The choice probability of each neuron was computed as in previous work. Choice probability estimates the accuracy with which two conditions can be distinguished given the activity of each neuron. The choice probability of a given neuron for a pair of conditions (contralateral versus ipsilateral) is found by constructing a histogram of the activity of that cell (F(t)) under each of a selected pair of conditions and plotting the histograms against each other to generate a receiver operating characteristic curve. The area under this receiver operating characteristic curve is then computed by integration to generate the choice probability value for each unit with respect to each of the two conditions. This choice probability value is bounded from 0 to 1, with a choice probability of 0.5 indicating that the activity of the neuron cannot distinguish between the two conditions. Values greater than 0.7 or less than 0.3 were selected for further analyses.
Integration index
The integration index was computed for each neuron and was based on the average firing rate in a 5-s window for each condition (object only, MPOA stimulation only and multimodal). The integration index was computed based on previous studies: (responseMulti − responseadditive)/(responseadditive) × 100, where responseadditive = (responseMonly + responseOonly). Units with an integration index above zero were considered superadditive integration cells and selected for further analysis.

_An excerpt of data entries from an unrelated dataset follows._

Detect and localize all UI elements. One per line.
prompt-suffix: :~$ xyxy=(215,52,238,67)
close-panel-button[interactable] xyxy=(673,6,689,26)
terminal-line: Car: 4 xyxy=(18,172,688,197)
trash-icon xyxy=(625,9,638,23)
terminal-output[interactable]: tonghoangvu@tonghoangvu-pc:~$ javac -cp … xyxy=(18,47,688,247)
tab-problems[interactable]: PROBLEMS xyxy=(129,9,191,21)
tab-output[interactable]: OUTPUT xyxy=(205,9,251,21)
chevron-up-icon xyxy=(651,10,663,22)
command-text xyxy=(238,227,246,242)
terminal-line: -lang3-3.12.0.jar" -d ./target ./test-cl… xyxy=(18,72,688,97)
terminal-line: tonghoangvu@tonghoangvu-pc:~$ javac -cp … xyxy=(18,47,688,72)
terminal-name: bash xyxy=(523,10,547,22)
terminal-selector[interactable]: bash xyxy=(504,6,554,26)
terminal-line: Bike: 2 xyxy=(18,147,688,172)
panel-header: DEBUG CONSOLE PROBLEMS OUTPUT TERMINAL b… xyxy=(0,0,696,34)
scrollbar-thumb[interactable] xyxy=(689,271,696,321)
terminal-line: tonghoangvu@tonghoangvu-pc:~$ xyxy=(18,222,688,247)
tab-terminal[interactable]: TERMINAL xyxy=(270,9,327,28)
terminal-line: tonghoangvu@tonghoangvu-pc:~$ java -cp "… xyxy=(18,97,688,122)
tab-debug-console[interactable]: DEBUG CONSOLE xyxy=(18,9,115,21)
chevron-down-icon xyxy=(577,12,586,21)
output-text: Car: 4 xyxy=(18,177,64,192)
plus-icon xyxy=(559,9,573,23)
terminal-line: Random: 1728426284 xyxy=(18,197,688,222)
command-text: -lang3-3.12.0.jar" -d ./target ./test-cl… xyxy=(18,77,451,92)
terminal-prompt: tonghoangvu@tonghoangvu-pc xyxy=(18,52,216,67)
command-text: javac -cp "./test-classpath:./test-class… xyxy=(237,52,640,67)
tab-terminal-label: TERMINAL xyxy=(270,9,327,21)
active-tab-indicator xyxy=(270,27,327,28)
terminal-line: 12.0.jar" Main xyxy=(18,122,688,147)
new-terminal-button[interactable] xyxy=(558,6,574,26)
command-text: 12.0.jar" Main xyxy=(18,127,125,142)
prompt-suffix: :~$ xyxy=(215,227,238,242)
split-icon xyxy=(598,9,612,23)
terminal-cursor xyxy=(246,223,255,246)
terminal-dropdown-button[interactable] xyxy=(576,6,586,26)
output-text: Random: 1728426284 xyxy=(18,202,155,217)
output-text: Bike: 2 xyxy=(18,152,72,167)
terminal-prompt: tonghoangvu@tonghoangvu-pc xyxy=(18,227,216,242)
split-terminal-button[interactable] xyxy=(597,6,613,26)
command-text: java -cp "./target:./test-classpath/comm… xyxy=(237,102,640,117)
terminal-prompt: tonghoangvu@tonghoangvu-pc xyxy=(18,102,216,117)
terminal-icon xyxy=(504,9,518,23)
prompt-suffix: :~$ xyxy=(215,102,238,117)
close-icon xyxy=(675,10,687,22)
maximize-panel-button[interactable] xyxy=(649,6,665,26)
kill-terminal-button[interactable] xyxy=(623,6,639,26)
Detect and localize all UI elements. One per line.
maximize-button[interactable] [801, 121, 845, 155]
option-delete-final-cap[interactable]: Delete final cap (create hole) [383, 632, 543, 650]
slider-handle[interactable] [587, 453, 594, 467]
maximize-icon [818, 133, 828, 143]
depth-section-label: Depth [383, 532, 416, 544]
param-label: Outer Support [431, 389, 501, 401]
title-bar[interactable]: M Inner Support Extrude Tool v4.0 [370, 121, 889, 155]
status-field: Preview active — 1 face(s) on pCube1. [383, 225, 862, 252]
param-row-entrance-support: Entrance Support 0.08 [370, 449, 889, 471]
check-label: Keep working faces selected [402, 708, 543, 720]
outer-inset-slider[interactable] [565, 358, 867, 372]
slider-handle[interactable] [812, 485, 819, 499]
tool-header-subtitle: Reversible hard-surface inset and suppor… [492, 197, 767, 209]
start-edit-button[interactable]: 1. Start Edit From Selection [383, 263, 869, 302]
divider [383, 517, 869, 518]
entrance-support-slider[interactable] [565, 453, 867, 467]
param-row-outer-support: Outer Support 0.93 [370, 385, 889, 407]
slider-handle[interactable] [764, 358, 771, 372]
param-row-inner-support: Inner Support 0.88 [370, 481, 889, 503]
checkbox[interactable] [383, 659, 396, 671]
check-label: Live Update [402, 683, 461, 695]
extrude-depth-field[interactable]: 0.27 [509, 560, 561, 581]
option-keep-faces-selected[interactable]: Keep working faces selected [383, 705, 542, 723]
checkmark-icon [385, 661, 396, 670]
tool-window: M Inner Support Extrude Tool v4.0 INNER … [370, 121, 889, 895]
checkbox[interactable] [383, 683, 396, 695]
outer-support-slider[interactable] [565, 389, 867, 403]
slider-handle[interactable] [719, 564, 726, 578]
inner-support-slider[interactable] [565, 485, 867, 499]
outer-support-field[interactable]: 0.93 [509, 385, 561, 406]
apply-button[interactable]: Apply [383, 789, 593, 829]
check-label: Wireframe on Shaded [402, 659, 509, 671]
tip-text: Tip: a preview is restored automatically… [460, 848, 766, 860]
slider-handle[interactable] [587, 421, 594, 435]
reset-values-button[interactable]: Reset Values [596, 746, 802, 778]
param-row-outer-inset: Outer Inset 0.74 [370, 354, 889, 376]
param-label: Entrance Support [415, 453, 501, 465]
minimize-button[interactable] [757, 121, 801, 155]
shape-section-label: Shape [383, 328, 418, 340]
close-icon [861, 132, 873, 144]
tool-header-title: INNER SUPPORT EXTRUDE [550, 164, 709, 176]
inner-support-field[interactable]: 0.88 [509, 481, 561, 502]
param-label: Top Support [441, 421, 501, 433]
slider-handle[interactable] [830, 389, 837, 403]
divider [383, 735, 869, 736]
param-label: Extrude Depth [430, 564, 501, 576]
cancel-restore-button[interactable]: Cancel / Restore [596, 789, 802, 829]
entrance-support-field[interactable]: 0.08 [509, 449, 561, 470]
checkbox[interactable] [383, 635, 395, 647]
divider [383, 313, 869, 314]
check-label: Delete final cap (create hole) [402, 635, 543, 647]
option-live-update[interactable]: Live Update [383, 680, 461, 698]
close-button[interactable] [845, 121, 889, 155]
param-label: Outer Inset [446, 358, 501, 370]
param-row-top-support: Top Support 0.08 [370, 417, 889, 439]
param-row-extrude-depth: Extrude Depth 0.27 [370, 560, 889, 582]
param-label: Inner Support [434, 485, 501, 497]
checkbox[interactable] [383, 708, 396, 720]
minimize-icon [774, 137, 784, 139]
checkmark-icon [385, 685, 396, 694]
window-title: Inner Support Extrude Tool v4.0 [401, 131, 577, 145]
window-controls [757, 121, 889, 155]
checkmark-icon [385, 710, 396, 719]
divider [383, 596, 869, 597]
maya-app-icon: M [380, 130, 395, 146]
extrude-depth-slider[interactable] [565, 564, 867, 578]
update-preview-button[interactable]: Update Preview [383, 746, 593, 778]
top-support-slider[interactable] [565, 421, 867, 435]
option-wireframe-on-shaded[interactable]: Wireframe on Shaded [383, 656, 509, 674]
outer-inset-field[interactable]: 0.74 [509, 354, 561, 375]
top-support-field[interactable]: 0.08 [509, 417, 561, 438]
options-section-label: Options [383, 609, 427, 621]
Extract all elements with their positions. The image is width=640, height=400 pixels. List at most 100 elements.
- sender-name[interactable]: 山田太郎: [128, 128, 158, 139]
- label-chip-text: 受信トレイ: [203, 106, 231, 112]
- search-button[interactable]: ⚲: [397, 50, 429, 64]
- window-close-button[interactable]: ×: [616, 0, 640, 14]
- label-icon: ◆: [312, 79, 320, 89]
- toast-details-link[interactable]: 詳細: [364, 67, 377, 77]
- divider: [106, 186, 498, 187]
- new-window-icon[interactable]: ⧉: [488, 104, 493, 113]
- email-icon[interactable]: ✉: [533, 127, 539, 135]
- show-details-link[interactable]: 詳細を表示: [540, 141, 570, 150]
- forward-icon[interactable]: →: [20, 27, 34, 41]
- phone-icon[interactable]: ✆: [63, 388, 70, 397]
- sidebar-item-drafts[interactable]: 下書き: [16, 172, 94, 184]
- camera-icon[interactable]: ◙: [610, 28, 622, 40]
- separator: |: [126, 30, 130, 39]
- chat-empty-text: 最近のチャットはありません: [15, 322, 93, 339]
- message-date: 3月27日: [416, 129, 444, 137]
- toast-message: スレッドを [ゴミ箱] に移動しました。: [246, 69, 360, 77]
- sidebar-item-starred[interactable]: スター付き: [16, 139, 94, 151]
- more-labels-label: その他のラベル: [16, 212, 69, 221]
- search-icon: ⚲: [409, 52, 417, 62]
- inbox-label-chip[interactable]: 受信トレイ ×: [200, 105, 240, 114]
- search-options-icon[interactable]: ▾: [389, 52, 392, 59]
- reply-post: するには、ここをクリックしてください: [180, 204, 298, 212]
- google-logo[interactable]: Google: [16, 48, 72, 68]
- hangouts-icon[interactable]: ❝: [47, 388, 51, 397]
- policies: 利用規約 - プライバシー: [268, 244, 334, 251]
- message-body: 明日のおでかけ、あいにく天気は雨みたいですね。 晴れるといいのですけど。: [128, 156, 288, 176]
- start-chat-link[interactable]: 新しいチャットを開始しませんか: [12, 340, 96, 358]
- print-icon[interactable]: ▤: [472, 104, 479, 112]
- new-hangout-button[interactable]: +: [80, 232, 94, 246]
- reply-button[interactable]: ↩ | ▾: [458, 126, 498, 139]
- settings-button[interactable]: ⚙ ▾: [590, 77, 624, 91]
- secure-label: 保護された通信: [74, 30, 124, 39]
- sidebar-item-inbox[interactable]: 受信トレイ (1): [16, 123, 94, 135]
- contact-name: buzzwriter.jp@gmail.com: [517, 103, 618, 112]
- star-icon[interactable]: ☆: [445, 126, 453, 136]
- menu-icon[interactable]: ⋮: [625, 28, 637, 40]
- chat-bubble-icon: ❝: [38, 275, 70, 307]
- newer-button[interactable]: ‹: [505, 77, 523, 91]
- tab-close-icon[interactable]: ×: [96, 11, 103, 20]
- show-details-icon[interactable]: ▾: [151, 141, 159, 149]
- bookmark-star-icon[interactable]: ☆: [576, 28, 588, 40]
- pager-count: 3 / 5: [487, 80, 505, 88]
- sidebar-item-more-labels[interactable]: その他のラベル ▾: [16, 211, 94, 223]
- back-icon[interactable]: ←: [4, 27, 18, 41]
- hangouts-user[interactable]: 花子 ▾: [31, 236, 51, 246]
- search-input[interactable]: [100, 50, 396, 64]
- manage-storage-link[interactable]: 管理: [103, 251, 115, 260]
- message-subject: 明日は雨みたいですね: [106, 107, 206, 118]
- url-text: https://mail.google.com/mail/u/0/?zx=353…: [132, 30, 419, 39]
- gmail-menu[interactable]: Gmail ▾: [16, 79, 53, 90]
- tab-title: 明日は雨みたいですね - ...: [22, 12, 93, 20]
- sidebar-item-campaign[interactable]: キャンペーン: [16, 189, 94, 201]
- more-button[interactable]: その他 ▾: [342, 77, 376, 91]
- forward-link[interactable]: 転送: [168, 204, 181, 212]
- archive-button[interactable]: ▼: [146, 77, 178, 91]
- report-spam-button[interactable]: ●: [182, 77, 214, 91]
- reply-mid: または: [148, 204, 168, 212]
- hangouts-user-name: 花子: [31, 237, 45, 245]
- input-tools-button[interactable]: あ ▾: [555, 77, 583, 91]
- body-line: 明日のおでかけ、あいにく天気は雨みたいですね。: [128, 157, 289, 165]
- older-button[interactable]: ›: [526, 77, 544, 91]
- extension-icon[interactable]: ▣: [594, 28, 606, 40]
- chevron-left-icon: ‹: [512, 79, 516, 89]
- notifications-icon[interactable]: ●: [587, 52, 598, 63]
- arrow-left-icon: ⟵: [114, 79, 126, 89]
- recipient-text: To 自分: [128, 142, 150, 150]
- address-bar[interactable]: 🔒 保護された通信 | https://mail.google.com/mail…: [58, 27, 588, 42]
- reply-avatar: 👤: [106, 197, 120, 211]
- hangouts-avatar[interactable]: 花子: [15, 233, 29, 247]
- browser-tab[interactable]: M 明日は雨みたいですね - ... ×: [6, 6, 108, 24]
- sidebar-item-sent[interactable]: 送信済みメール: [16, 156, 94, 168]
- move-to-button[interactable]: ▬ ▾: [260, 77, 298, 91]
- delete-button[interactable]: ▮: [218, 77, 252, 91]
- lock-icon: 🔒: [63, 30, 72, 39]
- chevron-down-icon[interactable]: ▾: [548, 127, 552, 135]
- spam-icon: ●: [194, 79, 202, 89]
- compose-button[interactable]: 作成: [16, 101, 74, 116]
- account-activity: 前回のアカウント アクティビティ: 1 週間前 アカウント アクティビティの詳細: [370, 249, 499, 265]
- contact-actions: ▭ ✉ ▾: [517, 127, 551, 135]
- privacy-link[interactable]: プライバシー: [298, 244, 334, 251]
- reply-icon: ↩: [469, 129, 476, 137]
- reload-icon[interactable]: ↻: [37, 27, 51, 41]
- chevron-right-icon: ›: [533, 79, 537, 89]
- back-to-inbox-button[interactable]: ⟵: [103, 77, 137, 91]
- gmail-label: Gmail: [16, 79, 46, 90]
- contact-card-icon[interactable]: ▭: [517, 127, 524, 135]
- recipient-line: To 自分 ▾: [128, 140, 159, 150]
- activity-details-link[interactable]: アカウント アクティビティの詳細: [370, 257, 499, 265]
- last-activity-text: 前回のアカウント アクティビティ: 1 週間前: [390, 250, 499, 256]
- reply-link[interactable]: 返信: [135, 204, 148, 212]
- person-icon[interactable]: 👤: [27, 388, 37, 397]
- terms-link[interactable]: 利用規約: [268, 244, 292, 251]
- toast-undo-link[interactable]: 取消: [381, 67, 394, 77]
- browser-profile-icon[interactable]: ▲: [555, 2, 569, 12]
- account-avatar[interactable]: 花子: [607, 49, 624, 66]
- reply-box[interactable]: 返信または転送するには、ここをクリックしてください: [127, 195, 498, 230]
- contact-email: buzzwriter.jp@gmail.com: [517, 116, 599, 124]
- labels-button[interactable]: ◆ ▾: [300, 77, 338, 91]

Anatomical registration of electrode tracks
Electrode tracks were traced using DiI in coronal sections and registered to the Allen Mouse Brain Common Coordinate Framework74. Alignment was performed using SHARCQ to morph the atlas based on any asymmetries in the coronal slice and register locations of fluorescence75. Electrode locations were mapped using the Allen Mouse Brain Common Coordinate Framework and then cross-checked with the Franklin–Paxinos atlas and manual inspection. All single unit data used in the study were tagged with a corresponding location to the brain ROI. Units outside these anatomical boundaries were not included.
Cell counts
A brain map was overlain on the digital image to identify the appropriate regions using landmark structures, ventricles and optic tract as reference guides. An experimenter blind to condition analysed the images in ImageJ. For cell counts, the number of labelled cells were analysing using the automated ImageJ cell counter.
Statistical analysis
Data were processed and analysed using Python, MATLAB and GraphPad (GraphPad PRISM v.9). The sample sizes were chosen on the basis of common practice in animal behaviour experiments. No statistical methods were used to predetermine sample size. Data were first tested for normality using a Shapiro–Wilk test and tested for homogeneity of variance using a Levene’s test. If data met normality and homogeneity of variance assumptions, parametric tests were used (for example, Student’s t-test, one-way or repeated-measures analysis of variance with Tukey’s multiple comparison). If not, non-parametric tests were used (for example, Mann–Whitney U-test or Kruskal–Wallis with Dunn’s multiple comparison test). Paired tests were used to compare within-group repeated-measures data (for example, Wilcoxon signed rank test and a Friedman test with Dunn’s multiple comparison). All statistical tests were two-sided. Significance levels are indicated as follows: *P < 0.05; **P < 0.01 and ***P < 0.001. For all representative images, similar results were obtained in at least three independent experiments.
Reporting summary
Further information on research design is available in the Nature Portfolio Reporting Summary linked to this article.